By Gareth Vaughan
CEO Ross Smith says SBS Bank won't be "buying customers", despite aggressive moves by bigger rivals to win customers off other banks, arguing that if you attract customers on price, you'll also lose them on price. And nor will SBS, which is also a building society, be doing what the Co-operative Bank is promising, return profit to members.
Speaking to interest.co.nz yesterday after SBS released its annual results, Smith said the current reality was weak lending growth.
"It's sort of in the 1% range and some of these banks obviously have targets of 2, 3 and 4%," Smith said. "Well, there's only one way you can get that and that's by taking market share and that seems to be the motive for them. It frustrates us from the perspective that they offer better rates to people who walk in off the street than they do to existing customers and that to me is against our philosophy. We've tended not to do that."
Interest.co.nz recently reported that the competition for mortgage business in a low growth market has got to the point where some banks are even prepared to pay, or contribute towards, break fees paid to other banks to help win business from customers on fixed-term mortgages away from rival banks. However, Smith said SBS is keeping out of this.
"We've not going to discount, we're not going to buy customers. Because we're of the belief that if you attract on price you'll lose on price so it's only a short-term (thing). We would rather have someone who wants a relationship, who is committed to the organisation, and we'll look after them," said Smith.
Asked how SBS's customer numbers had fared in recent months he said "there's no growth out there."
Rebates not coming any time soon
Meanwhile, Smith said SBS, as a building society, could do what the new Co-operative Bank - formerly PSIS - is pledging to do and pay rebates to members. But, although this has also been discussed at SBS, it's not currently on the agenda.

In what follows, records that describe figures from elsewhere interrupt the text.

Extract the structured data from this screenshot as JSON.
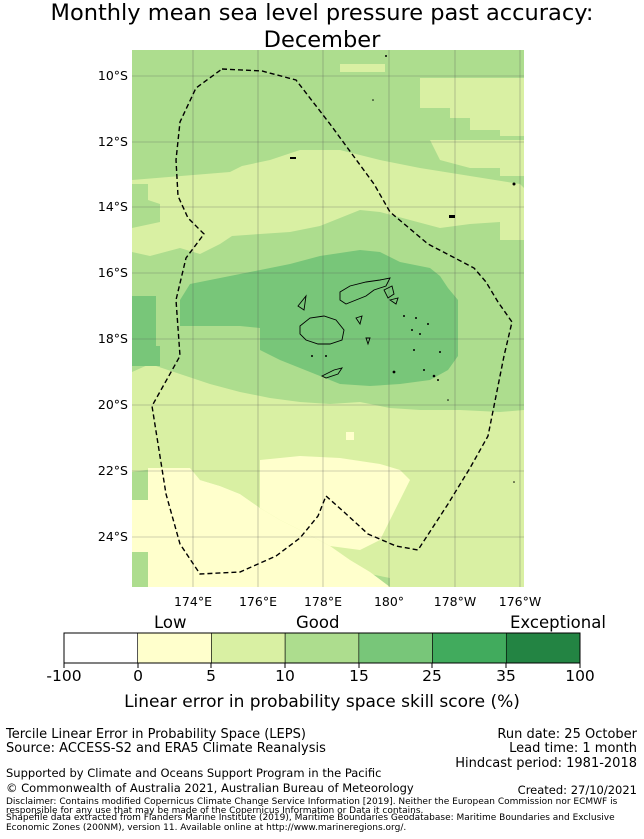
{
  "title_line1": "Monthly mean sea level pressure past accuracy:",
  "title_line2": "December",
  "map": {
    "lat_labels": [
      "10°S",
      "12°S",
      "14°S",
      "16°S",
      "18°S",
      "20°S",
      "22°S",
      "24°S"
    ],
    "lon_labels": [
      "174°E",
      "176°E",
      "178°E",
      "180°",
      "178°W",
      "176°W"
    ],
    "extent": {
      "lon_min": 172.0,
      "lon_max": 184.0,
      "lat_min": -25.5,
      "lat_max": -9.2
    }
  },
  "colorbar": {
    "category_labels": [
      "Low",
      "Good",
      "Exceptional"
    ],
    "ticks": [
      "-100",
      "0",
      "5",
      "10",
      "15",
      "25",
      "35",
      "100"
    ],
    "colors": [
      "#ffffff",
      "#ffffcc",
      "#d9f0a3",
      "#addd8e",
      "#78c679",
      "#41ab5d",
      "#238443"
    ],
    "title": "Linear error in probability space skill score (%)"
  },
  "info": {
    "method": "Tercile Linear Error in Probability Space (LEPS)",
    "source": "Source: ACCESS-S2 and ERA5 Climate Reanalysis",
    "run_date": "Run date: 25 October",
    "lead_time": "Lead time: 1 month",
    "hindcast": "Hindcast period: 1981-2018",
    "support": "Supported by Climate and Oceans Support Program in the Pacific",
    "copyright": "© Commonwealth of Australia 2021, Australian Bureau of Meteorology",
    "created": "Created: 27/10/2021",
    "disclaimer1": "Disclaimer: Contains modified Copernicus Climate Change Service Information [2019]. Neither the European Commission nor ECMWF is",
    "disclaimer2": "responsible for any use that may be made of the Copernicus Information or Data it contains.",
    "shapefile1": "Shapefile data extracted from Flanders Marine Institute (2019), Maritime Boundaries Geodatabase: Maritime Boundaries and Exclusive",
    "shapefile2": "Economic Zones (200NM), version 11. Available online at http://www.marineregions.org/."
  }
}
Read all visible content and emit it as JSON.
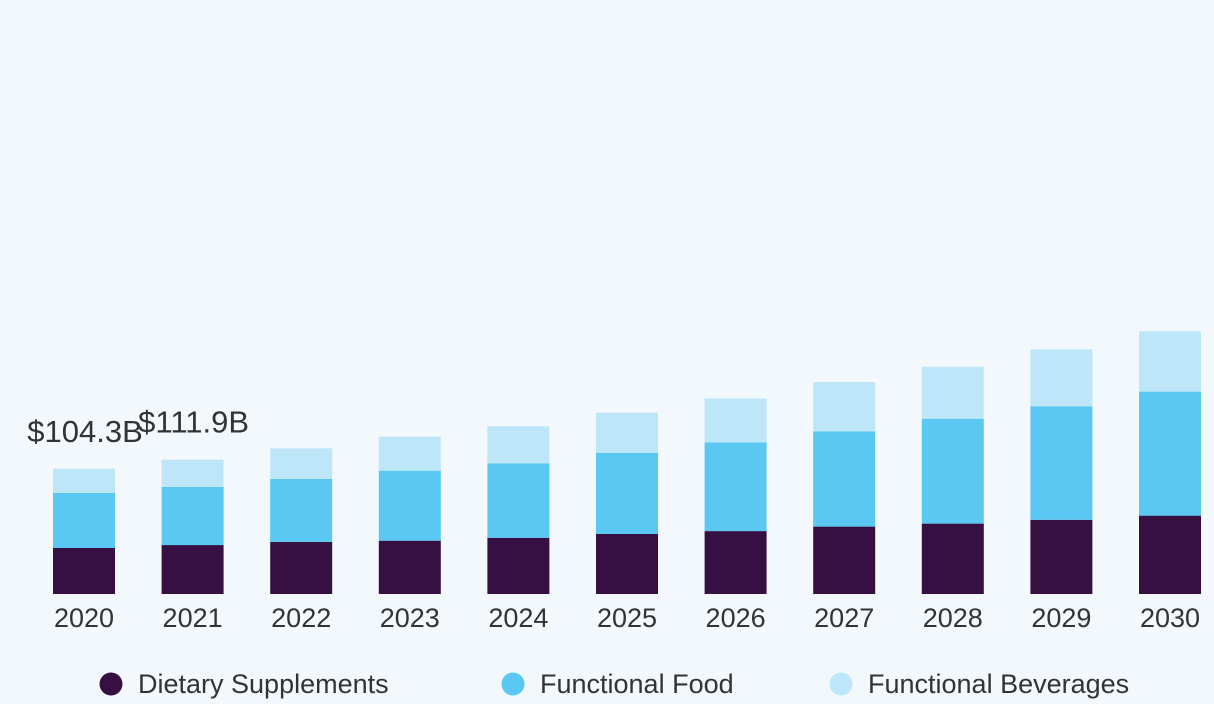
{
  "chart_data": {
    "type": "bar",
    "stacked": true,
    "categories": [
      "2020",
      "2021",
      "2022",
      "2023",
      "2024",
      "2025",
      "2026",
      "2027",
      "2028",
      "2029",
      "2030"
    ],
    "series": [
      {
        "name": "Dietary Supplements",
        "color": "#361042",
        "values": [
          38.4,
          40.8,
          43.4,
          44.4,
          46.8,
          50.0,
          52.4,
          56.2,
          58.7,
          61.8,
          65.3
        ]
      },
      {
        "name": "Functional Food",
        "color": "#5ac8f2",
        "values": [
          45.8,
          48.4,
          52.6,
          58.4,
          62.1,
          67.5,
          73.9,
          79.4,
          87.4,
          94.6,
          103.4
        ]
      },
      {
        "name": "Functional Beverages",
        "color": "#bde7f8",
        "values": [
          20.1,
          22.7,
          25.4,
          28.4,
          30.9,
          33.7,
          36.7,
          41.0,
          43.3,
          47.4,
          50.3
        ]
      }
    ],
    "data_labels": [
      {
        "category": "2020",
        "text": "$104.3B"
      },
      {
        "category": "2021",
        "text": "$111.9B"
      }
    ],
    "ylim": [
      0,
      220
    ],
    "grid": false,
    "legend_position": "bottom"
  }
}
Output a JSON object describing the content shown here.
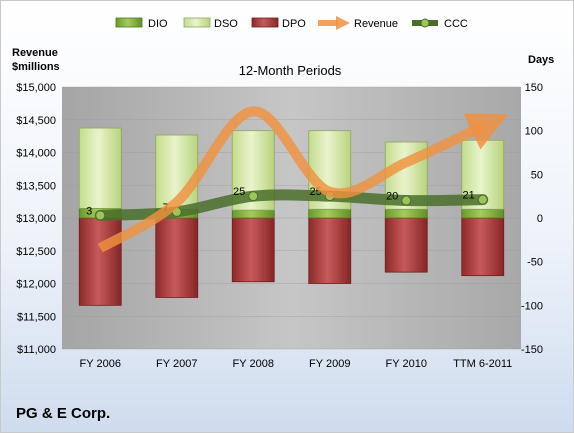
{
  "chart_data": {
    "type": "bar",
    "title": "12-Month Periods",
    "company": "PG & E Corp.",
    "y_left_label": [
      "Revenue",
      "$millions"
    ],
    "y_right_label": "Days",
    "categories": [
      "FY 2006",
      "FY 2007",
      "FY 2008",
      "FY 2009",
      "FY 2010",
      "TTM 6-2011"
    ],
    "y_left_ticks": [
      "$11,000",
      "$11,500",
      "$12,000",
      "$12,500",
      "$13,000",
      "$13,500",
      "$14,000",
      "$14,500",
      "$15,000"
    ],
    "y_right_ticks": [
      "-150",
      "-100",
      "-50",
      "0",
      "50",
      "100",
      "150"
    ],
    "y_left_range": [
      11000,
      15000
    ],
    "y_right_range": [
      -150,
      150
    ],
    "legend": [
      "DIO",
      "DSO",
      "DPO",
      "Revenue",
      "CCC"
    ],
    "legend_position": "top",
    "series": [
      {
        "name": "DIO",
        "axis": "right",
        "values": [
          11,
          10,
          9,
          10,
          10,
          10
        ]
      },
      {
        "name": "DSO",
        "axis": "right",
        "values": [
          92,
          85,
          91,
          90,
          77,
          79
        ]
      },
      {
        "name": "DPO",
        "axis": "right",
        "values": [
          -100,
          -91,
          -73,
          -75,
          -62,
          -66
        ]
      },
      {
        "name": "Revenue",
        "axis": "left",
        "values": [
          12540,
          13240,
          14630,
          13400,
          13850,
          14400
        ]
      },
      {
        "name": "CCC",
        "axis": "right",
        "values": [
          3,
          7,
          25,
          25,
          20,
          21
        ]
      }
    ],
    "data_labels": [
      "3",
      "7",
      "25",
      "25",
      "20",
      "21"
    ],
    "colors": {
      "DIO": "#7fae3c",
      "DSO": "#d8e9b2",
      "DPO": "#a83a3a",
      "Revenue": "#f0913f",
      "CCC": "#4a6e2a",
      "plot_bg": "#b4b4b4"
    }
  }
}
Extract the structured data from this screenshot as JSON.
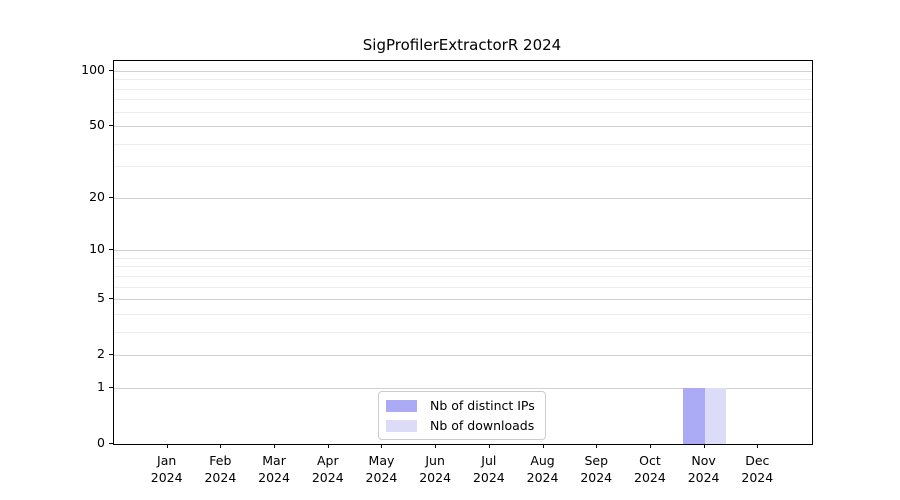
{
  "figure": {
    "background": "#ffffff"
  },
  "chart_data": {
    "type": "bar",
    "title": "SigProfilerExtractorR 2024",
    "categories": [
      "Jan",
      "Feb",
      "Mar",
      "Apr",
      "May",
      "Jun",
      "Jul",
      "Aug",
      "Sep",
      "Oct",
      "Nov",
      "Dec"
    ],
    "x_tick_year": "2024",
    "series": [
      {
        "name": "Nb of distinct IPs",
        "color": "#aaaaf5",
        "values": [
          0,
          0,
          0,
          0,
          0,
          0,
          0,
          0,
          0,
          0,
          1,
          0
        ]
      },
      {
        "name": "Nb of downloads",
        "color": "#dcdcf8",
        "values": [
          0,
          0,
          0,
          0,
          0,
          0,
          0,
          0,
          0,
          0,
          1,
          0
        ]
      }
    ],
    "yaxis": {
      "scale": "log1p",
      "ticks": [
        0,
        1,
        2,
        5,
        10,
        20,
        50,
        100
      ],
      "minor_gridlines": [
        3,
        4,
        6,
        7,
        8,
        9,
        30,
        40,
        60,
        70,
        80,
        90
      ],
      "min": 0,
      "max": 100
    },
    "grid": {
      "major_color": "#d2d2d2",
      "minor_color": "#ededed"
    },
    "legend": {
      "position": "lower center"
    }
  }
}
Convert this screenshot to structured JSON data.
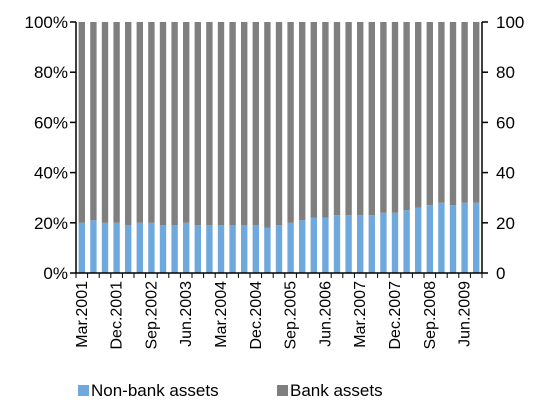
{
  "chart_data": {
    "type": "bar",
    "stacked": true,
    "percent": true,
    "categories": [
      "Mar.2001",
      "Jun.2001",
      "Sep.2001",
      "Dec.2001",
      "Mar.2002",
      "Jun.2002",
      "Sep.2002",
      "Dec.2002",
      "Mar.2003",
      "Jun.2003",
      "Sep.2003",
      "Dec.2003",
      "Mar.2004",
      "Jun.2004",
      "Sep.2004",
      "Dec.2004",
      "Mar.2005",
      "Jun.2005",
      "Sep.2005",
      "Dec.2005",
      "Mar.2006",
      "Jun.2006",
      "Sep.2006",
      "Dec.2006",
      "Mar.2007",
      "Jun.2007",
      "Sep.2007",
      "Dec.2007",
      "Mar.2008",
      "Jun.2008",
      "Sep.2008",
      "Dec.2008",
      "Mar.2009",
      "Jun.2009",
      "Sep.2009"
    ],
    "x_tick_labels": [
      "Mar.2001",
      "Dec.2001",
      "Sep.2002",
      "Jun.2003",
      "Mar.2004",
      "Dec.2004",
      "Sep.2005",
      "Jun.2006",
      "Mar.2007",
      "Dec.2007",
      "Sep.2008",
      "Jun.2009"
    ],
    "series": [
      {
        "name": "Non-bank assets",
        "color": "#6fa8dc",
        "values": [
          20,
          21,
          20,
          20,
          19,
          20,
          20,
          19,
          19,
          20,
          19,
          19,
          19,
          19,
          19,
          19,
          18,
          19,
          20,
          21,
          22,
          22,
          23,
          23,
          23,
          23,
          24,
          24,
          25,
          26,
          27,
          28,
          27,
          28,
          28
        ]
      },
      {
        "name": "Bank assets",
        "color": "#7f7f7f",
        "values": [
          80,
          79,
          80,
          80,
          81,
          80,
          80,
          81,
          81,
          80,
          81,
          81,
          81,
          81,
          81,
          81,
          82,
          81,
          80,
          79,
          78,
          78,
          77,
          77,
          77,
          77,
          76,
          76,
          75,
          74,
          73,
          72,
          73,
          72,
          72
        ]
      }
    ],
    "y_left": {
      "ticks": [
        "0%",
        "20%",
        "40%",
        "60%",
        "80%",
        "100%"
      ],
      "range": [
        0,
        100
      ]
    },
    "y_right": {
      "ticks": [
        "0",
        "20",
        "40",
        "60",
        "80",
        "100"
      ],
      "range": [
        0,
        100
      ]
    },
    "legend_placement": "bottom",
    "grid": false
  }
}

"We're of the opinion that when you've got 100,000 plus members and you give them $50 (each), it's a significant reduction in your balance sheet obviously, but does $50 really have a meaningful impact when you pay it out? I'd be surprised if it did. It becomes what is meaningful in terms of a rebate?"
"We'd rather just make certain that we remain competitive in terms of the offers we have for mortgages and investments and the level of service that we provide and the fees that we charge. We'd rather do it that way rather than give everyone $50 at the end of the year because I'm just not sure it would have that much of an impact," added Smith.
The April-May spate of banks giving to borrowers through mortgage interest rate cuts and taking from savers through term deposit rate cuts, has left SBS with some of the best advertised rates in the market. And SBS was named Financial Institution of the Year in April in Roy Morgan Research's inaugural annual New Zealand customer satisfaction awards.
Meanwhile, SBS, which bought the Hastings Building Society in 2010 in what was touted as the first step towards creating a national community bank, isn't currently involved in any further merger or acquisition talks.
"We would be happy to talk to a number of players were they happy to talk to us," said Smith. "But there are no discussions going on at the moment so they're obviously happy with their lot. If it might occur we'd certainly be keen on pursuing discussions, but no one's coming knocking at the moment and they all know that we're here if we wish to talk."